The Relationship between Social Knowledge, Social Behavior, and Peer Victimization in Adolescents with ASD
Objectives: Examine the relationship between social behavior, social knowledge, and peer victimization in adolescents with and without ASD. Determine the relative role of social behavior versus social knowledge in predicting victimization.
Methods: Fifty adolescents with ASD (Mage=12.69, SDage=1.97; 39 male) and 57 TD adolescents (Mage=13.41, SDage=1.74; 34 male) participated. All participants had an IQ≥70 (MASD=101.94, SDASD=16.58; MTD=107.96, SDTD=13.04). ASD diagnosis was confirmed via ADOS-2 (Lord, Rutter, DiLavore, & Risi, 2012). Participants completed the Olweus Bully Victim Questionnaire (OBVQ; Solberg & Olweus, 2003), a measure of peer victimization; the Social Skills Improvement System (SSIS; Elliott & Gresham, 2013), a measure of social behavior; and the Children’s Assertive Behavior Scales (CABS; Michelson & Wood, 1982), a measure of social knowledge. Associations between social knowledge and behavior and victimization were assessed via bivariate correlations. Specificity of significant correlations by diagnosis were probed using moderation models with z-transformed variables.
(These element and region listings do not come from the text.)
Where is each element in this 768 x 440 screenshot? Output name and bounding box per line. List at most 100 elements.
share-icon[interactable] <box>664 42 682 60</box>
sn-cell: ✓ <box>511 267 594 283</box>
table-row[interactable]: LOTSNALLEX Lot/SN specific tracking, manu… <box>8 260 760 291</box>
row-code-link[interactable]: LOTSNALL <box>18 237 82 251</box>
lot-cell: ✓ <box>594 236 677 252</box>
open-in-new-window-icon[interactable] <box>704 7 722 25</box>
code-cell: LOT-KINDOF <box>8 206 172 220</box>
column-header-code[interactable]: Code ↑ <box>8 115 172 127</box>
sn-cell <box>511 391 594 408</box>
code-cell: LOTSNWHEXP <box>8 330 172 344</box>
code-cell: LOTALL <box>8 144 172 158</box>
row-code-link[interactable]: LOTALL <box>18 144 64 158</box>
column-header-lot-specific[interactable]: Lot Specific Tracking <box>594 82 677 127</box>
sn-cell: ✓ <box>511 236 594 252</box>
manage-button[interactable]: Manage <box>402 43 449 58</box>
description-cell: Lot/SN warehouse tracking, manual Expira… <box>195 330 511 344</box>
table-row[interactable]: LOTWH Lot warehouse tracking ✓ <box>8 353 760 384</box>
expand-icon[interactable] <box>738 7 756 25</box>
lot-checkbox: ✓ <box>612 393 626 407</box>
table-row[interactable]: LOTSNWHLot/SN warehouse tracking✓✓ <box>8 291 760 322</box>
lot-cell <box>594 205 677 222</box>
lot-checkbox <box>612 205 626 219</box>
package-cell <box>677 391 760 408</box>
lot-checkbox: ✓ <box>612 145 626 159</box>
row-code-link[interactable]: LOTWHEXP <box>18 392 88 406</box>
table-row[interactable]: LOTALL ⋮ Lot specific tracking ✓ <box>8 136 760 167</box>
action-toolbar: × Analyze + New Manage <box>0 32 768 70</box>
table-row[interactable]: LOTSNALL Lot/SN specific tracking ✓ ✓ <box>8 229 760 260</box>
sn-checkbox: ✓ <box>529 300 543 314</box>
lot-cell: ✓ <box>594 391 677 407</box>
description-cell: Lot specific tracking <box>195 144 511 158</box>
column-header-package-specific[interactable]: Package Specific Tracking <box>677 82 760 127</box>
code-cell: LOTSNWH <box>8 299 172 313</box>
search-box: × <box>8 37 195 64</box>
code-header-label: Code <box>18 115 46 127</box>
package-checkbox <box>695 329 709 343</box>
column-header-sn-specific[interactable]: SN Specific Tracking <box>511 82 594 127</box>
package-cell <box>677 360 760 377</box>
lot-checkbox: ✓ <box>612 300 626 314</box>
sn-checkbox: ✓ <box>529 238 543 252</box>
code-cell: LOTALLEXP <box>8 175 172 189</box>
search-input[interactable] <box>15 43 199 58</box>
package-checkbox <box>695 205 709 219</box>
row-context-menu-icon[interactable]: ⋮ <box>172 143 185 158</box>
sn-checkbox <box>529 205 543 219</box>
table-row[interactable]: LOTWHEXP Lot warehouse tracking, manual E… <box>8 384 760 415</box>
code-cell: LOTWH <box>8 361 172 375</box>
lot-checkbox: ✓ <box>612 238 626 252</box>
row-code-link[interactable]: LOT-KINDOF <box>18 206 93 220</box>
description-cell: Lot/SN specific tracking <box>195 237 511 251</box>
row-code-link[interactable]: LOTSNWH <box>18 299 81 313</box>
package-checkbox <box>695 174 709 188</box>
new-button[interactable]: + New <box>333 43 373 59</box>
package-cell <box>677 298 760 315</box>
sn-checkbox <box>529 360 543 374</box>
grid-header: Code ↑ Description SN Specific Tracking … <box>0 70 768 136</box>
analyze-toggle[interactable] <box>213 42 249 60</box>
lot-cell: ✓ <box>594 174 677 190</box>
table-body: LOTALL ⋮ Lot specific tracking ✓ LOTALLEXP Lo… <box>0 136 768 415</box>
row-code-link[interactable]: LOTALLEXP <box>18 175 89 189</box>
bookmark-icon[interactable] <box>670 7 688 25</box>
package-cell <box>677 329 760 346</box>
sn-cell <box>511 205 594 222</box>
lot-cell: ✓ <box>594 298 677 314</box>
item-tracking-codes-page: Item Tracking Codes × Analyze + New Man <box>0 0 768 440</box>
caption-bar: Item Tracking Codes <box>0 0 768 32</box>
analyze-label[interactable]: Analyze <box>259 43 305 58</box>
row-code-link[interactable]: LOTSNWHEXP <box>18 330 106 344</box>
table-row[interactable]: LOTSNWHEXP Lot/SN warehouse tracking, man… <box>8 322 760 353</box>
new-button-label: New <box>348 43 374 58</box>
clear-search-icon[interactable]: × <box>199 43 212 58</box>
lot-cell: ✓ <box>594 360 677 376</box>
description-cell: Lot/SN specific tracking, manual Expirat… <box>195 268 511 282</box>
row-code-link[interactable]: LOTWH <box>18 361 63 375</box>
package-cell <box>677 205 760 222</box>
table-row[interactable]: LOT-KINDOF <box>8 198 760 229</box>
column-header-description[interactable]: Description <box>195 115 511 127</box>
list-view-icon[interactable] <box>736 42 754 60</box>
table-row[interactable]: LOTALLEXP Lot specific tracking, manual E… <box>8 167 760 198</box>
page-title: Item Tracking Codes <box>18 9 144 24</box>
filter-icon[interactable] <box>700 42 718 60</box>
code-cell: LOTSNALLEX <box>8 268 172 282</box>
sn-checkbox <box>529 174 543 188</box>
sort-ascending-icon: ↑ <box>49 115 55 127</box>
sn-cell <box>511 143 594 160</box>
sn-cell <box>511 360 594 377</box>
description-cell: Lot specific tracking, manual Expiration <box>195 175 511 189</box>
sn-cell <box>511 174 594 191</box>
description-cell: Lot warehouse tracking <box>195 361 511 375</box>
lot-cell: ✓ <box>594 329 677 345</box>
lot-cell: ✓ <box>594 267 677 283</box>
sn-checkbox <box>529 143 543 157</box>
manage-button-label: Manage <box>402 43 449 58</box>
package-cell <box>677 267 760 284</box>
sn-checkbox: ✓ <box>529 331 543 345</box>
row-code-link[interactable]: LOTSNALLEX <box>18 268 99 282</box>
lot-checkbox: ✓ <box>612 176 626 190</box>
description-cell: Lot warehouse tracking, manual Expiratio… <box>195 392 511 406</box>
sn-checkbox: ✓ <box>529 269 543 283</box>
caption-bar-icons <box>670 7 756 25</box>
The relative contribution of social knowledge vs. behavior in predicting peer victimization was evaluated using a multiple linear regression.
Results: Higher OBVQ ratings of peer victimization was positively correlated with CABS scores, indicating poorer social knowledge (r=.223, p<.05). Higher OBVQ scores were negatively correlated with social behavior on the SSIS (r=-.299, p<.01). Moderation analyses indicated that the relationship between social knowledge and peer victimization was moderated by ASD diagnosis (β =.460, p=.030), such that poorer social knowledge related to increased victimization only in the ASD group (β =.365, p=.002; Figure 1A). Similarly, the relationship between social behavior and peer victimization was moderated by ASD diagnosis (β =-.404, p=.050), such that it was present only in the ASD group (β =-.473, p=.001; Figure 1B). In the ASD group, multiple linear regression indicated that social behavior (β=-.497, p<.01), but not social knowledge (β =.096, p>.05), significantly predicts victimization.
Conclusions: This study suggests that social knowledge and social behavior deficits are related to increased peer victimization in adolescents with ASD, but not TD adolescents. Furthermore, within ASD, self-perception of social behavior, as opposed to social knowledge, more strongly predicts level of peer victimization. Youth with ASD who view themselves as less socially capable are particularly susceptible to instances of peer victimization, above and beyond any risk conferred by not explicitly knowing how to behave appropriately in a given social context.